By the time he resigned, his government had endured its share of controversies (tunagate, guccigate, various other scandals barely remembered now). Two of his attempts at constitutional reform had ended in failure — the latter was defeated in a national referendum. The economy had gone into recession for two years, his landmark trade deal was viewed with skepticism by many and he had implemented a highly unpopular new tax, the GST.
On the day he announced his intention to step aside, Mulroney's office released a 34-page list of his government's accomplishments. The nation was not in a mood to read it.
"Mulroney really had no option but to resign," Angus Reid, the pollster, wrote at the time. "Over the last year he has set new polling records for almost every measure of public disapproval and resentment."
Reid said the Progressive Conservatives now had one primary task — "to lock the ghost of Brian Mulroney away in a closet and throw away the key."
In that moment, Reid's analysis may have been astute. But the Progressive Conservative Party of Canada was still shattered in the election that followed, winning just two seats — less than a decade after Mulroney led the party to 211 seats and 50 per cent of the popular vote in the 1984 election. Into the breach came the populist Reform Party and the separatist Bloc Quebecois.
In a survey of historians published in 2016, Mulroney was ranked eighth among Canada's 23 prime ministers.

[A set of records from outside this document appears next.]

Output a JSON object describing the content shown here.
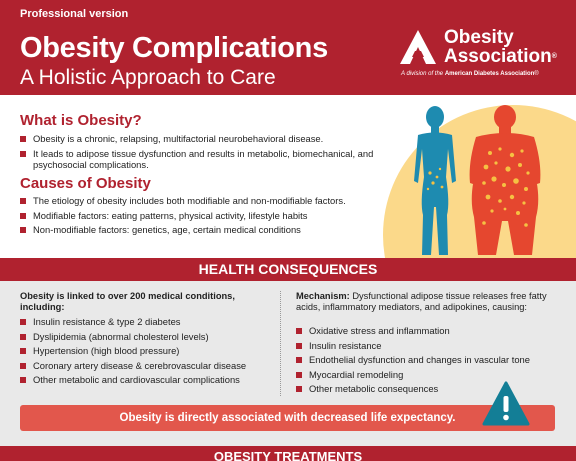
{
  "header": {
    "version": "Professional version",
    "title": "Obesity Complications",
    "subtitle": "A Holistic Approach to Care",
    "logo_line1": "Obesity",
    "logo_line2": "Association",
    "logo_trademark": "®",
    "logo_tag_prefix": "A division of the",
    "logo_tag_org": "American Diabetes Association",
    "logo_tag_trademark": "®"
  },
  "what_is": {
    "heading": "What is Obesity?",
    "bullets": [
      "Obesity is a chronic, relapsing, multifactorial neurobehavioral disease.",
      "It leads to adipose tissue dysfunction and results in metabolic, biomechanical, and psychosocial complications."
    ]
  },
  "causes": {
    "heading": "Causes of Obesity",
    "bullets": [
      "The etiology of obesity includes both modifiable and non-modifiable factors.",
      "Modifiable factors: eating patterns, physical activity, lifestyle habits",
      "Non-modifiable factors: genetics, age, certain medical conditions"
    ]
  },
  "health": {
    "heading": "HEALTH CONSEQUENCES",
    "left_head": "Obesity is linked to over 200 medical conditions, including:",
    "left_items": [
      "Insulin resistance & type 2 diabetes",
      "Dyslipidemia (abnormal cholesterol levels)",
      "Hypertension (high blood pressure)",
      "Coronary artery disease & cerebrovascular disease",
      "Other metabolic and cardiovascular complications"
    ],
    "right_head_bold": "Mechanism:",
    "right_head_text": " Dysfunctional adipose tissue releases free fatty acids, inflammatory mediators, and adipokines, causing:",
    "right_items": [
      "Oxidative stress and inflammation",
      "Insulin resistance",
      "Endothelial dysfunction and changes in vascular tone",
      "Myocardial remodeling",
      "Other metabolic consequences"
    ],
    "callout": "Obesity is directly associated with decreased life expectancy."
  },
  "treatments": {
    "heading": "OBESITY TREATMENTS"
  },
  "colors": {
    "brand_red": "#b0222f",
    "callout_red": "#e2574c",
    "figure_blue": "#1e8bb0",
    "figure_red": "#e5472f",
    "sun_yellow": "#fbd98a",
    "warning_teal": "#137e96"
  },
  "icons": {
    "logo": "triangle-a-logo-icon",
    "warning": "warning-triangle-icon",
    "bullet": "red-square-bullet-icon",
    "figures": "body-silhouettes-icon"
  }
}
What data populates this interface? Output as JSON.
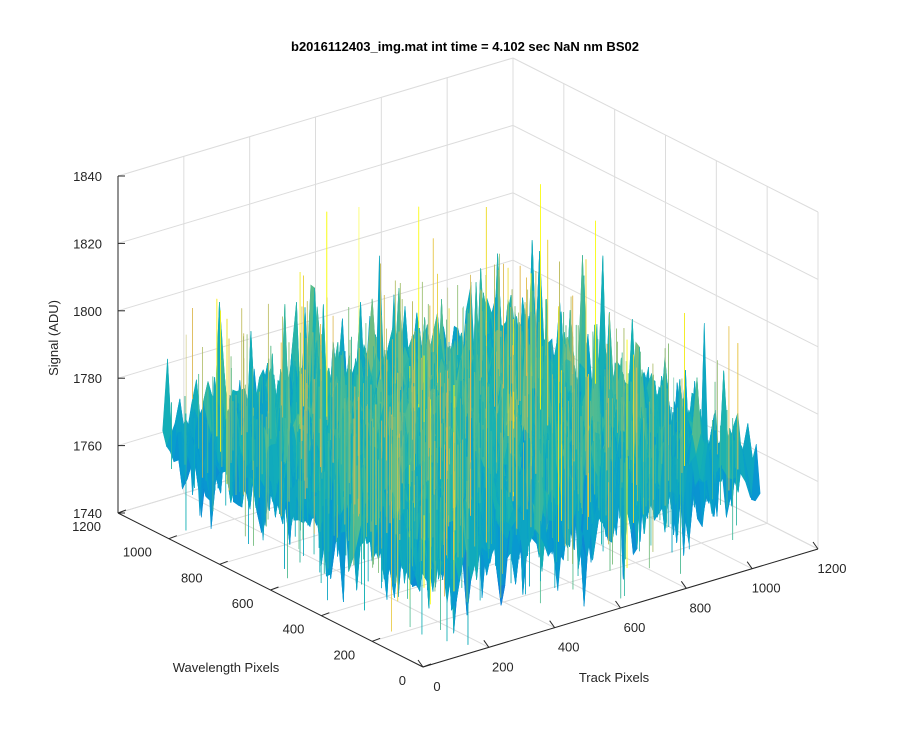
{
  "chart_data": {
    "type": "surface",
    "title": "b2016112403_img.mat int time = 4.102 sec  NaN nm BS02",
    "xlabel": "Track Pixels",
    "ylabel": "Wavelength Pixels",
    "zlabel": "Signal (ADU)",
    "xlim": [
      0,
      1200
    ],
    "ylim": [
      0,
      1200
    ],
    "zlim": [
      1740,
      1840
    ],
    "xticks": [
      "0",
      "200",
      "400",
      "600",
      "800",
      "1000",
      "1200"
    ],
    "yticks": [
      "0",
      "200",
      "400",
      "600",
      "800",
      "1000",
      "1200"
    ],
    "zticks": [
      "1740",
      "1760",
      "1780",
      "1800",
      "1820",
      "1840"
    ],
    "grid": true,
    "colormap": "parula",
    "surface": {
      "x_extent": [
        0,
        1024
      ],
      "y_extent": [
        0,
        1024
      ],
      "mean_level": 1773,
      "min_approx": 1742,
      "max_approx": 1832,
      "noise_amplitude": 22
    }
  }
}
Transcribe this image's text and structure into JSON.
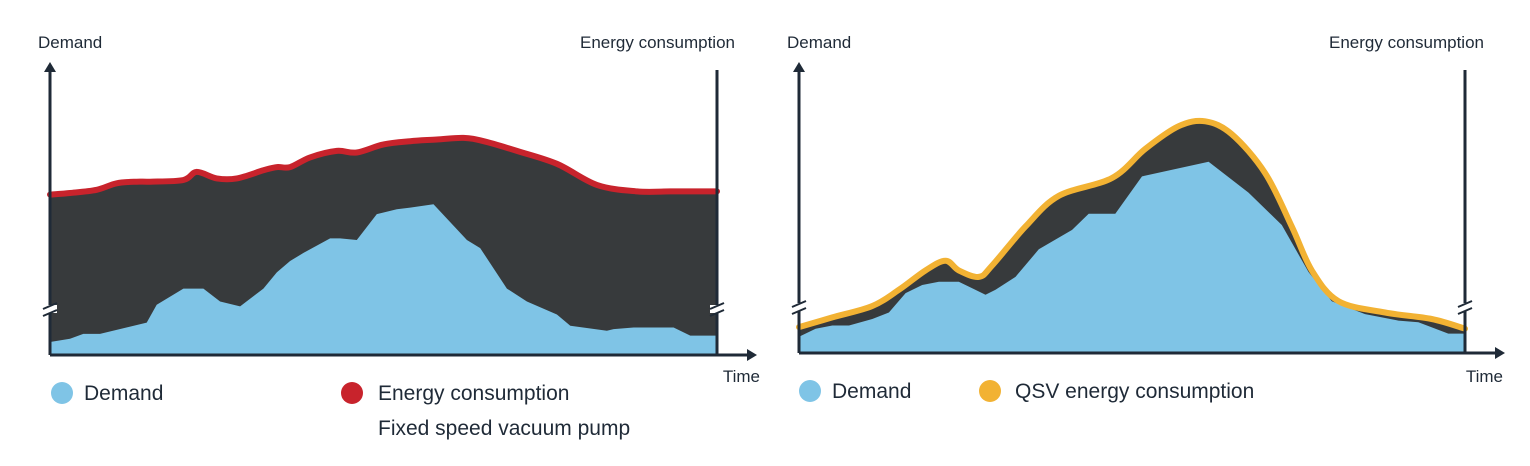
{
  "colors": {
    "demand": "#7fc4e6",
    "waste_fill": "#373a3c",
    "fixed_consumption": "#c8232c",
    "qsv_consumption": "#f2b233",
    "axis": "#1f2a37"
  },
  "chart_data": [
    {
      "type": "area",
      "title": "",
      "ylabel": "Demand",
      "y2label": "Energy consumption",
      "xlabel": "Time",
      "xlim": [
        0,
        100
      ],
      "ylim": [
        0,
        100
      ],
      "y_axis_broken": true,
      "grid": false,
      "legend": {
        "position": "bottom",
        "items": [
          {
            "label": "Demand",
            "color_key": "demand"
          },
          {
            "label": "Energy consumption",
            "color_key": "fixed_consumption"
          }
        ],
        "caption": "Fixed speed vacuum pump"
      },
      "series": [
        {
          "name": "Demand",
          "x": [
            0,
            3,
            5,
            7.5,
            14.5,
            16,
            20,
            23,
            25.5,
            28.5,
            32,
            34,
            36,
            38,
            42,
            43.5,
            46,
            49,
            52,
            54,
            57.5,
            62.5,
            64.5,
            68.5,
            71.5,
            76,
            78,
            83.5,
            84.5,
            87.5,
            93.5,
            96,
            100
          ],
          "y": [
            8,
            10,
            13,
            13,
            20,
            31,
            41,
            41,
            33,
            30,
            41,
            51,
            58,
            63,
            72,
            72,
            71,
            87,
            90,
            91,
            93,
            71,
            66,
            41,
            33,
            25,
            18,
            15,
            16,
            17,
            17,
            12,
            12
          ]
        },
        {
          "name": "Energy consumption",
          "x": [
            0,
            3,
            7,
            10,
            13,
            15,
            20,
            22,
            25,
            28,
            32,
            34,
            36,
            39,
            43,
            46,
            50,
            54,
            58,
            62,
            65,
            70,
            76,
            82,
            88,
            93,
            96,
            100
          ],
          "y": [
            99,
            100,
            102,
            106,
            107,
            107,
            108,
            113,
            109,
            109,
            114,
            116,
            116,
            122,
            126,
            125,
            130,
            132,
            133,
            134,
            132,
            126,
            118,
            105,
            101,
            101,
            101,
            101
          ]
        }
      ]
    },
    {
      "type": "area",
      "title": "",
      "ylabel": "Demand",
      "y2label": "Energy consumption",
      "xlabel": "Time",
      "xlim": [
        0,
        100
      ],
      "ylim": [
        0,
        100
      ],
      "y_axis_broken": true,
      "grid": false,
      "legend": {
        "position": "bottom",
        "items": [
          {
            "label": "Demand",
            "color_key": "demand"
          },
          {
            "label": "QSV energy consumption",
            "color_key": "qsv_consumption"
          }
        ],
        "caption": ""
      },
      "series": [
        {
          "name": "Demand",
          "x": [
            0,
            2.5,
            5,
            7.5,
            11,
            13.5,
            16,
            18.5,
            21,
            24,
            26,
            28,
            29.5,
            32.5,
            36,
            41,
            43.5,
            47.5,
            51.5,
            61.5,
            67.5,
            72.5,
            76.5,
            80,
            85,
            90,
            93,
            97.5,
            100
          ],
          "y": [
            10,
            15,
            17,
            17,
            21,
            25,
            37,
            42,
            44,
            44,
            40,
            36,
            39,
            47,
            64,
            76,
            86,
            86,
            109,
            118,
            99,
            79,
            50,
            32,
            24,
            20,
            19,
            12,
            12
          ]
        },
        {
          "name": "QSV energy consumption",
          "x": [
            0,
            5,
            11,
            15,
            19,
            22,
            24,
            27,
            29,
            34,
            39,
            47,
            52,
            57,
            61,
            65,
            70,
            74,
            77,
            81,
            88,
            95,
            100
          ],
          "y": [
            16,
            22,
            29,
            39,
            51,
            57,
            51,
            47,
            54,
            78,
            97,
            108,
            126,
            140,
            143,
            135,
            111,
            78,
            51,
            32,
            25,
            21,
            15
          ]
        }
      ]
    }
  ]
}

The survey was conducted just a handful of years after the Oliphant commission and the detailed scoring suggests the questions about Mulroney's personal conduct were still hanging heavy on his legacy — on "personal integrity," historians rated Mulroney even lower than John A. Macdonald.
If anything, that seems disrespectful to John A., who deserves to be remembered as the author of the first and greatest scandal in Canadian political history. (Among the prime ministers who served at least four years, Alexander Mackenzie, our largely forgotten second prime minister, was tied for the highest score on personal integrity — which perhaps suggests that a reputation for personal integrity only counts for so much.)
But Mulroney's highest mark was received in the category of "leaving a significant policy legacy." And it's on that score that most observers and contemporaries have been remembering him over the past three weeks.
"He was prime minister and he would make it count," Jean Charest, a cabinet minister under Mulroney, told his former boss's state funeral on Saturday, recalling Mulroney's arrival in high office.